Step 1 :Given the lead concentrations in traditional medicines, we are asked to test the claim that the mean lead concentration for all such medicines is less than $13 \mu g / g$ at a 0.10 significance level.
Step 2 :The null and alternative hypotheses for this test are: \n $H_{0}: \mu=13 \mu g / g$ \n $H_{1}: \mu<13 \mu g / g$
Step 3 :We calculate the sample mean, standard deviation, and size from the given data.
Step 4 :The sample mean is $9.95 \mu g / g$, the sample standard deviation is $7.16 \mu g / g$, and the sample size is 11.

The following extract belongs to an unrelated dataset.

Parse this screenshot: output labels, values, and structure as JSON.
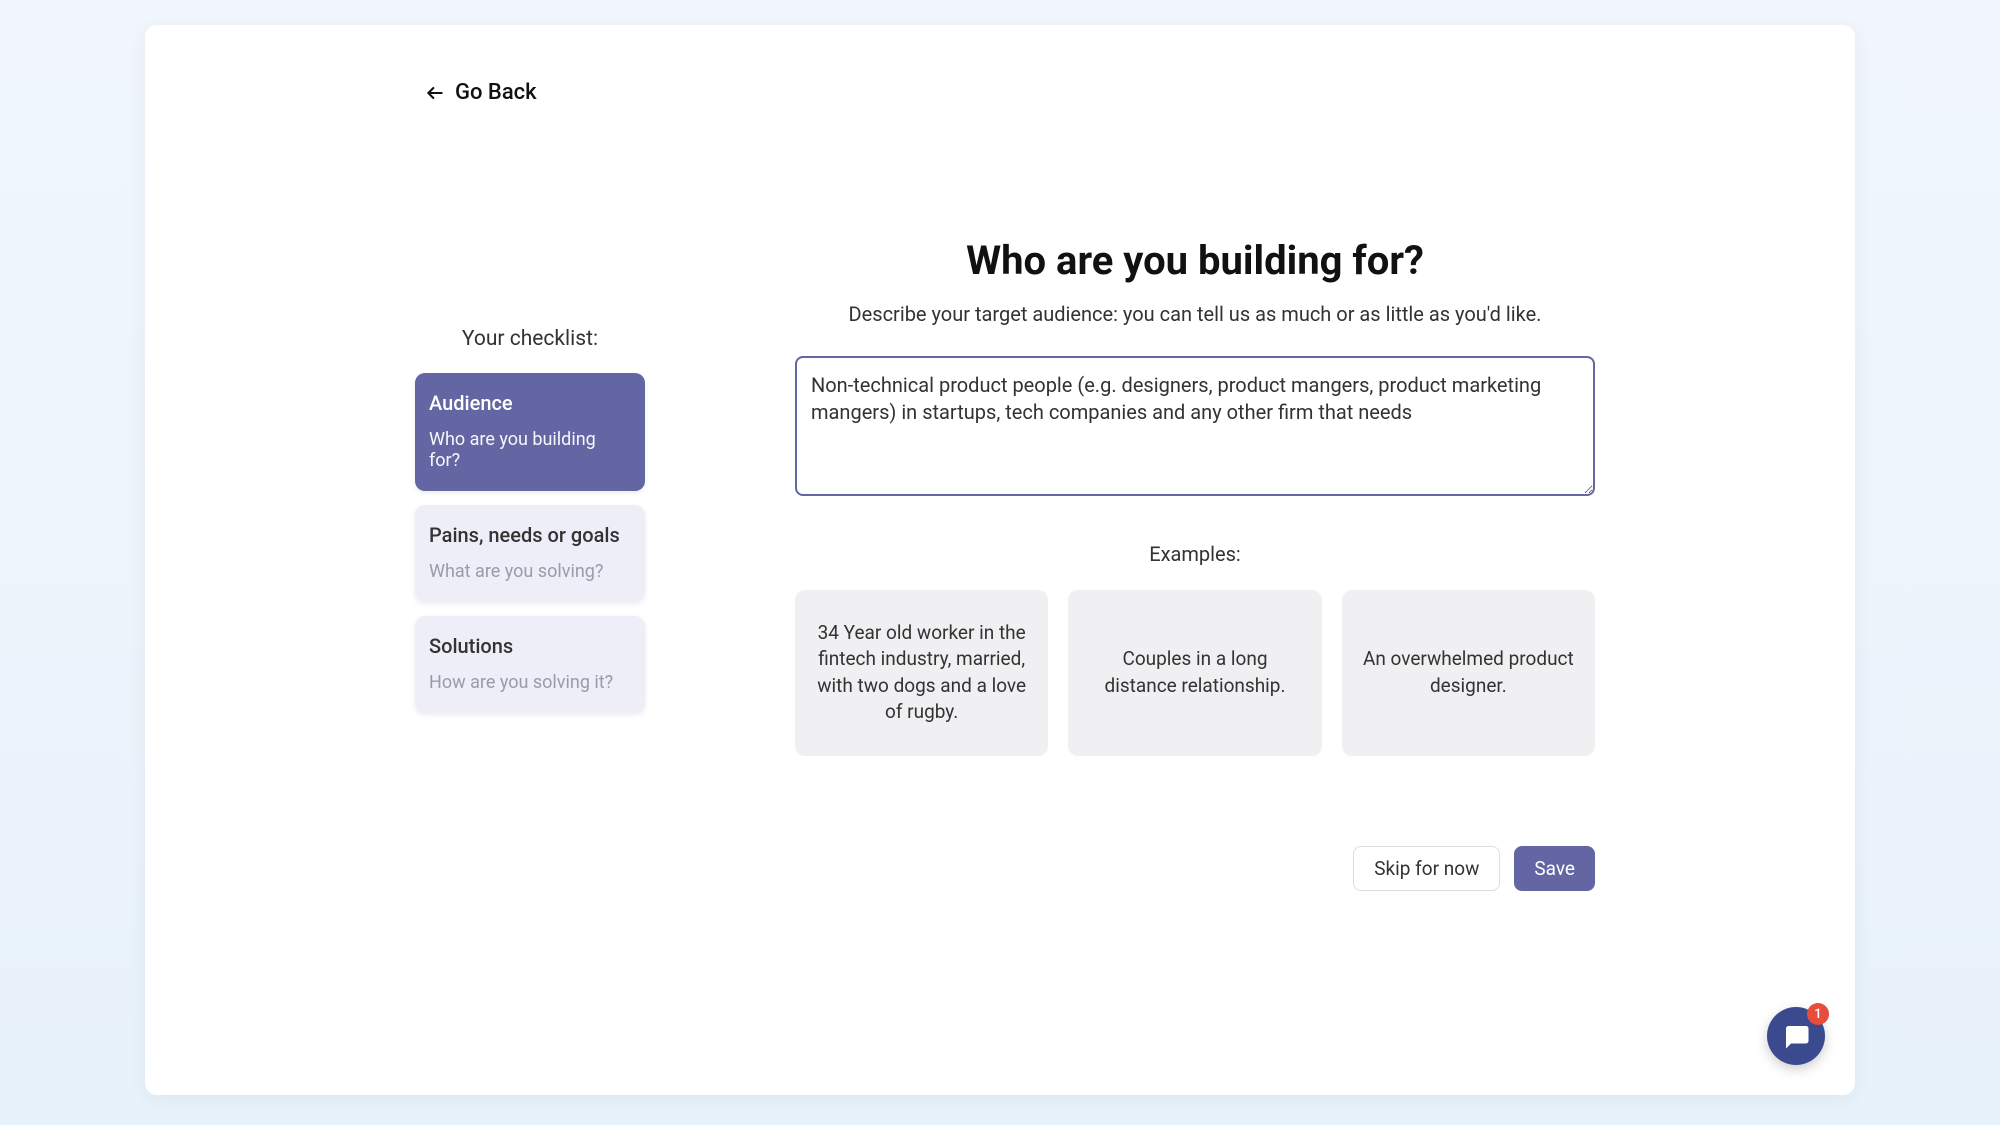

Step 5 :We then calculate the test statistic using the formula: \n $t = \frac{\bar{x} - \mu_{0}}{s / \sqrt{n}}$
Step 6 :Substituting the values, we get the test statistic as $-1.41$.

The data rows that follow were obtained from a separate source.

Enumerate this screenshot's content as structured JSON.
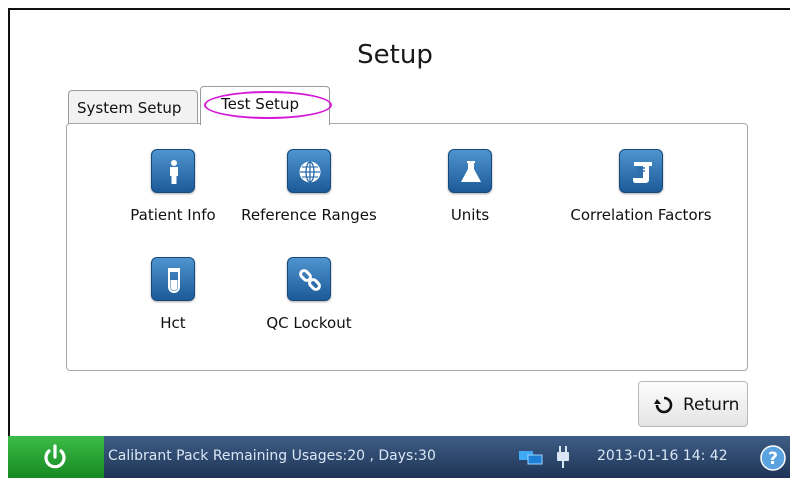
{
  "page": {
    "title": "Setup"
  },
  "tabs": [
    {
      "label": "System Setup",
      "active": false
    },
    {
      "label": "Test Setup",
      "active": true
    }
  ],
  "items": [
    {
      "label": "Patient Info",
      "icon": "person-icon"
    },
    {
      "label": "Reference Ranges",
      "icon": "globe-icon"
    },
    {
      "label": "Units",
      "icon": "flask-icon"
    },
    {
      "label": "Correlation Factors",
      "icon": "correlation-icon"
    },
    {
      "label": "Hct",
      "icon": "test-tube-icon"
    },
    {
      "label": "QC Lockout",
      "icon": "chain-link-icon"
    }
  ],
  "return_button": {
    "label": "Return",
    "icon": "return-arrow-icon"
  },
  "statusbar": {
    "power_icon": "power-icon",
    "message": "Calibrant Pack Remaining Usages:20 , Days:30",
    "network_icon": "network-icon",
    "plug_icon": "power-plug-icon",
    "datetime": "2013-01-16  14: 42",
    "help_icon": "help-icon"
  },
  "colors": {
    "accent_blue": "#2a6aad",
    "highlight_magenta": "#d41ad8",
    "power_green": "#22992e",
    "statusbar_navy": "#27406a"
  }
}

Step 7 :We also calculate the degrees of freedom as $n - 1 = 10$.
Step 8 :Using the test statistic and degrees of freedom, we calculate the P-value for a one-tailed test.
Step 9 :The P-value is $0.094$.
Step 10 :Final Answer: \n The null and alternative hypotheses are: \n $H_{0}: \mu=13 \mu g / g$ \n $H_{1}: \mu<13 \mu g / g$ \n The test statistic is \(\boxed{-1.41}\). \n The P-value is \(\boxed{0.094}\).